A Thunder Day in Hamburg
The University Website team had the honour to be invited to the inaugural Thunder Day event, organised by the Hubert Burda publishing company in Hamburg, Germany. The main theme of the day was how open collaboration can help when delivering digital content through the web.
The insights of the day were quite revealing and very encouraging on the University’s approach in fostering a web open source community to support continuous development of the corporate Website, and its underlying CMS, EdWeb.
Thunder CMS is a Drupal distribution, aimed mainly at the professional publishing sector, initiated and maintained by Hubert Burda media. It is following the open source community contribution model, which powers Drupal as well. Essentially, it’s EdWeb’s equivalent for publishers.
My first contact with the platform took place during last summer, when visiting an open source breakfast event in London, organised by a UK Drupal agency.
The similarities with our endeavours at the University were obvious. That led to opening up a communication channel to explore areas where we could learn and, possibly, collaborate, which led to the invitation to present in the daylong event.
Innovation via collaboration
I co-presented with Tim Gray, Senior Project and Programme Manager, sharing information on the HE environment, and our approach in service delivery and continuous development, powered by collaboration.

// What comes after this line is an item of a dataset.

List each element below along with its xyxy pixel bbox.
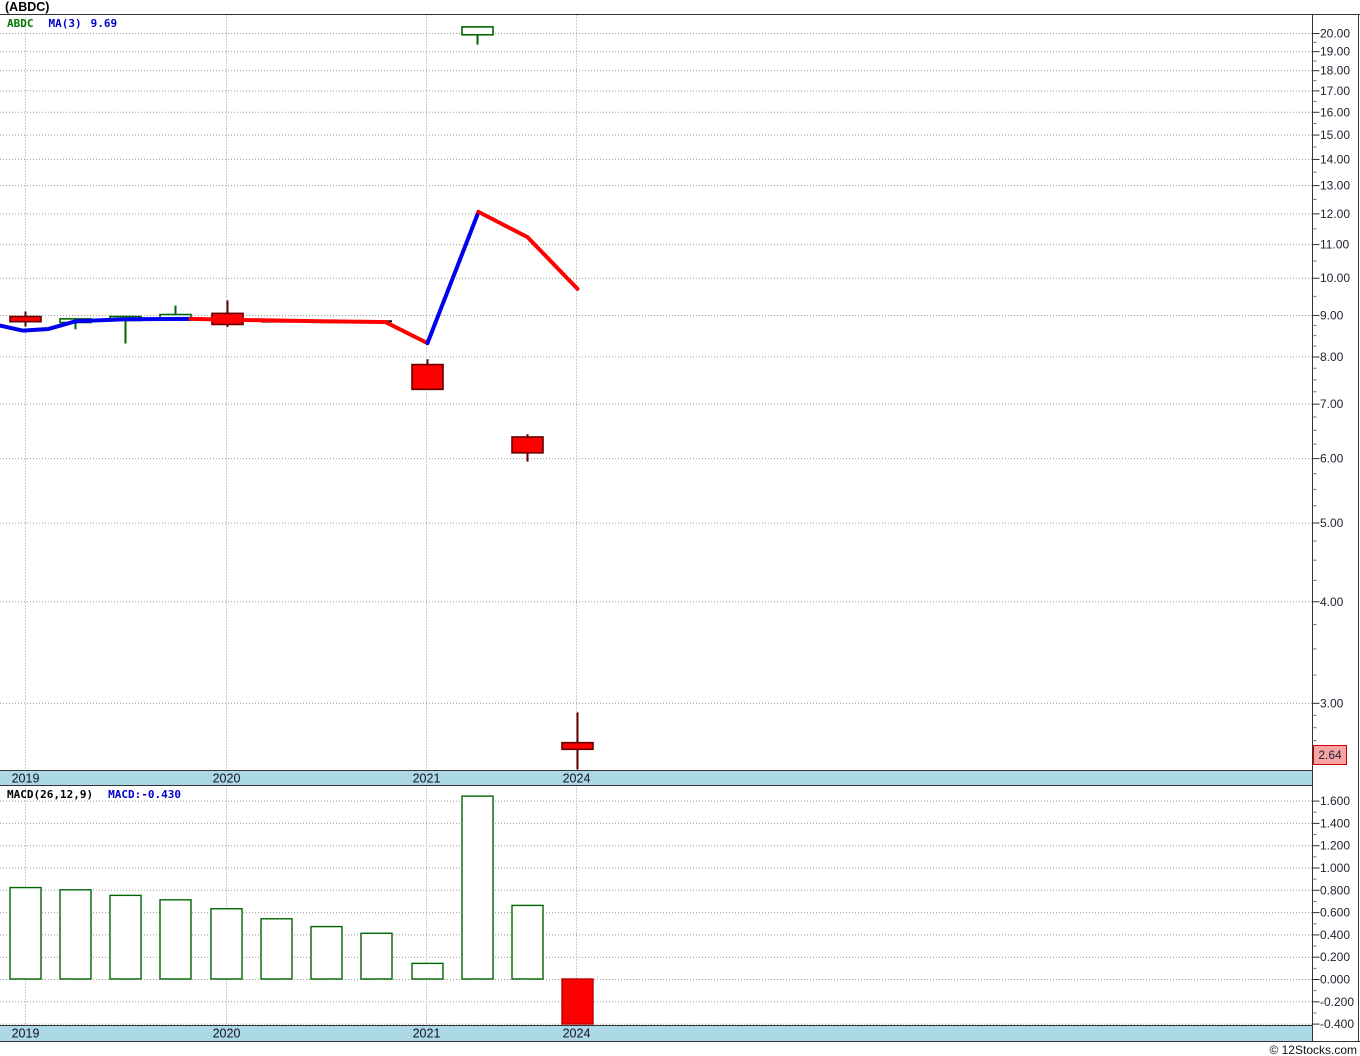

The basic message was the move to a more flexible and open environment, which is leading the organisation to adopt a true continuous development model.
My highlights of the day
It was really exciting to learn about big organisations, outside the HE sector, addressing their business challenges via collaborating in an open-source environment.
I especially enjoyed the session by Nathan Maehren, regarding how the YMCA Twin Cities branch is pioneering the use of a Drupal distribution, branded Open Y. The aim is to develop Open Y to be used by YMCA branches worldwide as their main tool for digital communication.
It was striking as to how many similarities, both in challenges and approaches to resolve them, this presentation had to the University of Edinburgh’s environment: devolved content management and platform use, while trying to address a variety of audiences and business objectives.
The answer is open collaboration to identify top use cases, focus on the user experience and deliver in a flexible way.
Richard Jones’ session regarding personalisation was revealing on what could be the next big leap in delivering digital content via web.
Personalised content can move away from the current “suggested links” approach to a more dynamic delivery, informed not only by user habits but by further dimensions like time of day or year, geographical location and, potentially, by predicting user’s end goal.
It ended with a very philosophical note on how this could be used to provide unexpected content, thus “bursting” the user’s filter bubble. This question about democratising content delivery would have to wait for another day, though.
Conclusion: We’re not alone
I was really inspired by the discussions, networking around collaboration that definitely validated that our views and activities in the University are in the right direction.
As the plans to follow up with the wider worldwide open source community are in full motion, it is certain that will reinforce our efforts in promoting collaboration as a prime driver of EdWeb development.
Finally, I would like to thank the Thunder core team for the invite and a great day, hopefully one of many to come.